Portugal’s previous conservative government had accepted an IMF-EU bailout package. Costa refused a second, instead reinstating social benefits and instigating a fiscal stimulus programme. A minimum wage, tax incentives for families, rebates for high employing businesses and reversing pension cuts helped boost consumer confidence. A golden visa attracted wealthy Chinese and Arab investors. Growth increased, unemployment plummeted.

But even the pragmatic Costa’s greatest fans acknowledge the role of luck and history. Portugal is still scarred by a right wing dictatorship dominated by Alberto Salazar. It is wary of the far right and the left is cut more slack. Costa’s election also coincided with the start of a European cycle of economic growth.

So when Spain’s coalition of Pedro Sanchez’s Socialist Party and the left-wing alliance led by Podemos took office in 2020, the results were less certain. In May, they suffered a drubbing by the hardline right in Madrid’s regional elections.
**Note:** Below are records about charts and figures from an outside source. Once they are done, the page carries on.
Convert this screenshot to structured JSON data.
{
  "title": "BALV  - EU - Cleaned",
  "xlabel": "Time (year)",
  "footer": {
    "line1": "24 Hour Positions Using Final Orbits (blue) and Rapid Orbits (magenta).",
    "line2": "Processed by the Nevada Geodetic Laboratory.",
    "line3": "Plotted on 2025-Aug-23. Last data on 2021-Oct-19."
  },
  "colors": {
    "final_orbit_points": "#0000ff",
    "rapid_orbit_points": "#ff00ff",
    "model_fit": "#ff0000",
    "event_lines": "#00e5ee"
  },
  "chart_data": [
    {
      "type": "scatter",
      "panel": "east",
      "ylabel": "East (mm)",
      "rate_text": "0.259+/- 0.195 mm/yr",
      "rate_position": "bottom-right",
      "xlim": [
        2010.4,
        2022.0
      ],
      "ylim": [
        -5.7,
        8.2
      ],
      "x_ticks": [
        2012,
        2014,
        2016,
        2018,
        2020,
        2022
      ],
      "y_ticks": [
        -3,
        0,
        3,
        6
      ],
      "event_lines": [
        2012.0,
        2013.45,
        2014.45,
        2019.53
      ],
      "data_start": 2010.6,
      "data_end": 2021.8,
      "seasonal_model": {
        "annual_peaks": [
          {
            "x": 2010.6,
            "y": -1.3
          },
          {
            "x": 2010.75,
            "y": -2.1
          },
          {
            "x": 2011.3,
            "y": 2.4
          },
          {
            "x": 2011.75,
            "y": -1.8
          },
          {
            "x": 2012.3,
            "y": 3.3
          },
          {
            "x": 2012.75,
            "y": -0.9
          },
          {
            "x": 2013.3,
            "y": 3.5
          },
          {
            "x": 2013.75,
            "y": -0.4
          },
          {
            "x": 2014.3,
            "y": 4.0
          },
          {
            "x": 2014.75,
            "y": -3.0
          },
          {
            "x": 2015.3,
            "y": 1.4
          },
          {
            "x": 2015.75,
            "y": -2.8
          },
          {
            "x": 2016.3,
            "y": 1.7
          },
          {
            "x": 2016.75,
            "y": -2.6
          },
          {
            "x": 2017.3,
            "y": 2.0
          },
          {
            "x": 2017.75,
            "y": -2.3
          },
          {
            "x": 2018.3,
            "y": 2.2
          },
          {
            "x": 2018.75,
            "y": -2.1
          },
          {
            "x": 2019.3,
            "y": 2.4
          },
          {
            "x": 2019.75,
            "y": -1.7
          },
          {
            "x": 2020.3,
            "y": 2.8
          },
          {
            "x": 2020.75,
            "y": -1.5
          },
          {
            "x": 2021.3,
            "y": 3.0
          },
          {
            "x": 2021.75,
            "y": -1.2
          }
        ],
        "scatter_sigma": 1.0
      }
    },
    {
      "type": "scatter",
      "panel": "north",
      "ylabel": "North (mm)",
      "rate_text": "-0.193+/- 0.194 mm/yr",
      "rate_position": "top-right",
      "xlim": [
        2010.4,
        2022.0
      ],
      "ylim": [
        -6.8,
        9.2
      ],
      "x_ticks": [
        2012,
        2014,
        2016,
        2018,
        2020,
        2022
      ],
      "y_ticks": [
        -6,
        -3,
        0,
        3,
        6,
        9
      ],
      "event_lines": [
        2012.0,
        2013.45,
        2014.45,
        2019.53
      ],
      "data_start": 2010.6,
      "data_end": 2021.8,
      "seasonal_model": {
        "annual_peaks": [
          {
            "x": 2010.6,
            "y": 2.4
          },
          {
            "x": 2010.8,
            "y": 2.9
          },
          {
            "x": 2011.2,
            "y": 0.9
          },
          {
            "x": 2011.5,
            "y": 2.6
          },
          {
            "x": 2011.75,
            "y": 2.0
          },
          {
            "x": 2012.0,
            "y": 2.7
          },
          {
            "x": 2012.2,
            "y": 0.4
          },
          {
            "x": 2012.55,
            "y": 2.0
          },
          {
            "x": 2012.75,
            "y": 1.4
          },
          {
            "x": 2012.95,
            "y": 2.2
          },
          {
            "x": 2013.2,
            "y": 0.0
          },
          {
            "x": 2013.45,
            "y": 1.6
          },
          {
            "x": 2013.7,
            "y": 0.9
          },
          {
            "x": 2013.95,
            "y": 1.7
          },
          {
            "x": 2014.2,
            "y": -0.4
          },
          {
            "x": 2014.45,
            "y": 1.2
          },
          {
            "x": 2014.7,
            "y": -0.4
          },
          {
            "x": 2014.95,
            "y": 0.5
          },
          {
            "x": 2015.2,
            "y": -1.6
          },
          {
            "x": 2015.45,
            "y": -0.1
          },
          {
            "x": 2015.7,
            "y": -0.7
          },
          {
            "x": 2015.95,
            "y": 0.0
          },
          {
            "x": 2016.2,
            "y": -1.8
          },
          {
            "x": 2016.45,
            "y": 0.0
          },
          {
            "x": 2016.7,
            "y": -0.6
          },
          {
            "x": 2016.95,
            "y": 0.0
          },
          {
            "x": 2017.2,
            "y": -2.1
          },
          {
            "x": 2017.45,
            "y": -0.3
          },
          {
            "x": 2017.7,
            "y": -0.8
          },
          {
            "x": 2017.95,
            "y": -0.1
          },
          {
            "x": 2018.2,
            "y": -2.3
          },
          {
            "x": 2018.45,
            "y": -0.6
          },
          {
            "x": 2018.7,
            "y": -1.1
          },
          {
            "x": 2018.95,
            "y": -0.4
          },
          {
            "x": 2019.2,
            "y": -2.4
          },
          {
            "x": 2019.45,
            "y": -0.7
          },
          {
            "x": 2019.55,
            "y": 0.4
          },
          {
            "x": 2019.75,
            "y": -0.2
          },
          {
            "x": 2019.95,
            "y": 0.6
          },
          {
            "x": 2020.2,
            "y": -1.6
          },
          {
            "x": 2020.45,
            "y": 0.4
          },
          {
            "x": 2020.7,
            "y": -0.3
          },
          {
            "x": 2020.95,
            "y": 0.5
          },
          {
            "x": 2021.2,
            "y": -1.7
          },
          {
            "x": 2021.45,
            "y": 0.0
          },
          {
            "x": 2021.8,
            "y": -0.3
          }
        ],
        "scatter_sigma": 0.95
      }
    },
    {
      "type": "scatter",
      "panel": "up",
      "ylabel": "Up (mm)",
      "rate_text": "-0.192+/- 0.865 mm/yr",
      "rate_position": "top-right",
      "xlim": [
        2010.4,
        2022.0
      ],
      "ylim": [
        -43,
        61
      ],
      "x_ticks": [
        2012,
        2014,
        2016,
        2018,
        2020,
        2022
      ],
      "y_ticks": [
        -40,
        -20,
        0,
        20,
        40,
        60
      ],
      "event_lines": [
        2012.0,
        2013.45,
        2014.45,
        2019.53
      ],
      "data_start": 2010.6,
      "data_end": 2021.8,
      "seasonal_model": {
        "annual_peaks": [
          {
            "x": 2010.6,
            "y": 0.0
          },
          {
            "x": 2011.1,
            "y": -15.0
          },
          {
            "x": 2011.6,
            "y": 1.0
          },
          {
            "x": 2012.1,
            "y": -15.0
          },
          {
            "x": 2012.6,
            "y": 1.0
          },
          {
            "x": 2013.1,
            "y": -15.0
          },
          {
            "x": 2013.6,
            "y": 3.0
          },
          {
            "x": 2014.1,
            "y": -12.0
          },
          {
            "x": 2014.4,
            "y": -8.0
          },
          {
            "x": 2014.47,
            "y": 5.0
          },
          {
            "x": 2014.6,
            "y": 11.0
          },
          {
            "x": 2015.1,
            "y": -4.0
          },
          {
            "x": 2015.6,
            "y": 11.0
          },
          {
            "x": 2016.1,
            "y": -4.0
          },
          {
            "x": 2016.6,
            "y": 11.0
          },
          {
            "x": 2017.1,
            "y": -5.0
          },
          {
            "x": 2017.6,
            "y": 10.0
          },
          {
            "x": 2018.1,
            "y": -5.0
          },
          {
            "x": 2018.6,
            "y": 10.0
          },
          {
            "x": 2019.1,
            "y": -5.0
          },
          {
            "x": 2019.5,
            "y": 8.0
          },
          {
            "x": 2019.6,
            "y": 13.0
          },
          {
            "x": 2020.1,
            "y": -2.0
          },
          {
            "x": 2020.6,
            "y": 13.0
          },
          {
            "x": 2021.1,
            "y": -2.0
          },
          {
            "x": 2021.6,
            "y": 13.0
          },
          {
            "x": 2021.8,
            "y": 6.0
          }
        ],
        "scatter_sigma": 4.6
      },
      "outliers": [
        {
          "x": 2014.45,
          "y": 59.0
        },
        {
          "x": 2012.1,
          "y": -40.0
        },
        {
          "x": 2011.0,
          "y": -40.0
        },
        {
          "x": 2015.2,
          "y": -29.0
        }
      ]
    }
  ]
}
But the left remains in overall charge.

Before Keir Starmer rushes off to read the Iberian rule book, the landscape isn’t all rosy. Post-Covid, cracks are emerging in Portugal. In December, Costa’s left wing allies voted with the centre right opposition to defeat the government on spending. A far right party, Chega, is gaining support under its charismatic leader, André Ventura. Key to electability when policy counts for little, charisma still tacks right in much of Europe.

For many southern European countries, political and economic circumstances precluded a renewed leftist surge. Greece was near-bankrupt at the time that Portugal turned the tables on austerity. Two parties of the left – Syriza and the long-serving Pasok – have embraced oblivion, allowing the centre right to clean up and impress.

Italy’s huge public debt leaves little room for socialist economic solutions. But the left is good at creating problems of its own. Infighting led to Democratic Party (PD) leader Nicola Zingaretti to resign in shame. While the public loses faith in politicians, turnout is low and the left-behind blame immigration for their troubles, the navel-gazing left is seen as offering nothing to the disadvantaged – a scenario not unique to Italy.

As in France, Italy’s left has descended down a rabbit hole of migrant and gender issues, Giovanni Orsina, director of the School of Government at Luiss-Guido Carli University in Rome, told me. “If you go with these flagship policies into the suburb of a big Italian city, people will look at you as if you were a Martian. These voters want to be understood.”